Centre Grau-Garriga d’Art Tèxtil Contemporani, Sant Cugat del Vallès, Barcelona, Spain
Josep Grau-Garriga (1929-2011) developed artistic practices inspired by textile techniques from the 1950s onwards. He soon became an international benchmark for the most experimental approach to creative tapestry. In the early 1970s, his textile processes and techniques underwent a shift. At that time, a range of artistic, educational, community, and social objectives were added. This meant that the creation of autonomous pieces gave way to the practice of so-called environaments (adaptation of the term environment into Catalan), whose performance involved a large number of actors and a site-specific condition.
The inventory of all the environaments produced by Grau-Garriga between 1970 and 2004 includes some sixty cases. Many of these ephemeral interventions were carried out in Europe and the United States, and, in some specific cases, Latin America and Africa. The term environament referred to a practice situated in natural or historical settings, either typical of the art world or sometimes completely foreign to it, with motivations of protest, denunciation, or exaltation. The environaments could be linked to the celebration of a happening or ceremony. They were often ephemeral and therefore underwent processes of dismantling and destruction. Those made with textile fibers might seem large tapestries or soft sculptures that had transformed the architecture of the place into a loom. Hence, many took on an epic character.
From the earliest environaments, Grau-Garriga promoted significant changes in the division of creative labor. The proposals for seminars, workshops, or group creative experiences invited participants to get involved in the making of large installations. Their pedagogical nature transformed collaborators into authors. Creativity ceased to be strictly individual and became a collective endeavor. This is how the environaments became examples of community action that aspired not only to intervene in the physical environment or landscape, but also in the narratives of those places linked to historical events.

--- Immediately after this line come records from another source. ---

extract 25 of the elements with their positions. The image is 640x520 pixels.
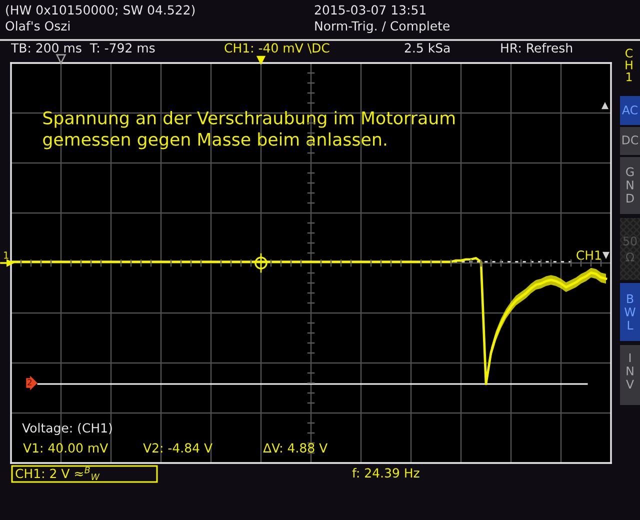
text: 2.5 kSa (404, 42, 450, 53)
text: 50 Ω (623, 236, 637, 262)
text: Voltage: (CH1) (22, 422, 112, 436)
text: I N V (626, 353, 634, 388)
text: V1: 40.00 mV (23, 443, 108, 453)
text: Olaf's Oszi (6, 20, 70, 31)
chart-title: Spannung an der Verschraubung im Motorraum gemessen gegen Masse beim anlassen. (43, 111, 455, 150)
text: AC (622, 105, 638, 114)
text: TB: 200 ms T: -792 ms (10, 43, 155, 53)
annotation: 2 (28, 379, 32, 386)
text: (HW 0x10150000; SW 04.522) (6, 4, 195, 16)
text: CH1: -40 mV \DC (224, 43, 330, 54)
ref-line-label: CH1 (576, 250, 601, 260)
text: C H 1 (626, 48, 632, 82)
text: ΔV: 4.88 V (263, 443, 328, 453)
text: CH1: 2 V ≈$^{B}$$_{W}$ (16, 466, 100, 480)
text: HR: Refresh (501, 42, 572, 53)
text: f: 24.39 Hz (352, 468, 420, 478)
text: G N D (626, 167, 634, 202)
text: B W L (624, 294, 636, 330)
text: V2: -4.84 V (143, 443, 212, 453)
text: 1 (4, 252, 8, 259)
text: DC (622, 135, 638, 144)
text: 2015-03-07 13:51 (314, 5, 426, 15)
text: Norm-Trig. / Complete (315, 20, 450, 34)
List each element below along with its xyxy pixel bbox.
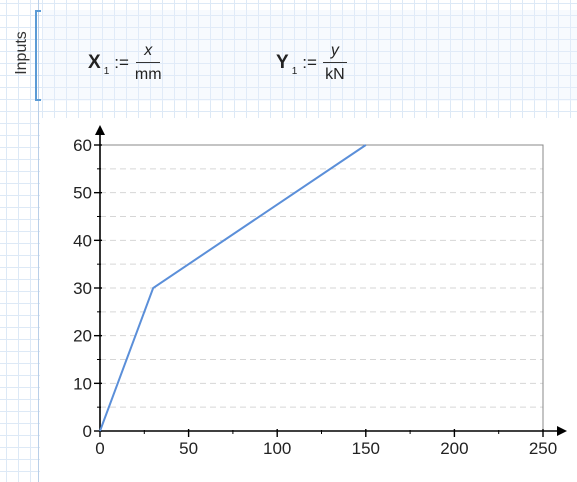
variable-subscript: 1: [291, 65, 298, 77]
y-tick-label: 50: [73, 184, 92, 203]
fraction: y kN: [322, 42, 347, 84]
y-axis-arrow: [95, 125, 105, 135]
x-tick-label: 100: [263, 439, 291, 458]
y-tick-label: 0: [83, 422, 92, 441]
y-tick-label: 20: [73, 327, 92, 346]
numerator: x: [136, 42, 161, 63]
y-tick-label: 30: [73, 279, 92, 298]
variable-name: X: [88, 52, 101, 73]
variable-subscript: 1: [103, 65, 110, 77]
x-tick-label: 150: [352, 439, 380, 458]
y-tick-label: 10: [73, 374, 92, 393]
x-tick-label: 50: [179, 439, 198, 458]
denominator-unit: kN: [325, 66, 345, 83]
assign-operator: :=: [302, 53, 317, 72]
plot-region[interactable]: [40, 118, 577, 482]
variable-name: Y: [276, 52, 289, 73]
y-tick-label: 60: [73, 136, 92, 155]
numerator: y: [322, 42, 347, 63]
y-tick-label: 40: [73, 231, 92, 250]
assign-operator: :=: [114, 53, 129, 72]
series-line: [99, 144, 367, 432]
denominator-unit: mm: [134, 66, 162, 83]
x-axis-arrow: [557, 426, 567, 436]
inputs-region[interactable]: [42, 10, 577, 101]
region-bracket[interactable]: [35, 10, 41, 101]
definition-x1[interactable]: X 1 := x mm: [88, 38, 162, 88]
x-tick-label: 250: [529, 439, 557, 458]
x-tick-label: 0: [95, 439, 104, 458]
worksheet-left-rule: [38, 0, 39, 482]
definition-y1[interactable]: Y 1 := y kN: [276, 38, 347, 88]
fraction: x mm: [135, 42, 162, 84]
x-tick-label: 200: [440, 439, 468, 458]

This also made them controversial. Despite their celebratory and lively nature, they sometimes sparked negative reactions.
The dialogical intensity that accompanied them, both at the time of their creation and during their reception, made them objects of an unusual artistic category. The proof is that art institutions have devoted little effort to preserve the memory of the environaments. In order to recover them, it has been necessary to create an archive containing visual documents, the voices of the participants, and material remains or projects. In this sense, they join the tradition of Christo and Jeanne-Claude's wrapped landscapes, Gordon Matta-Clark's cuts in buildings about to be demolished, and the utopian cities imagined by Constant, works that we will never see again except through the documentary evidence that has survived.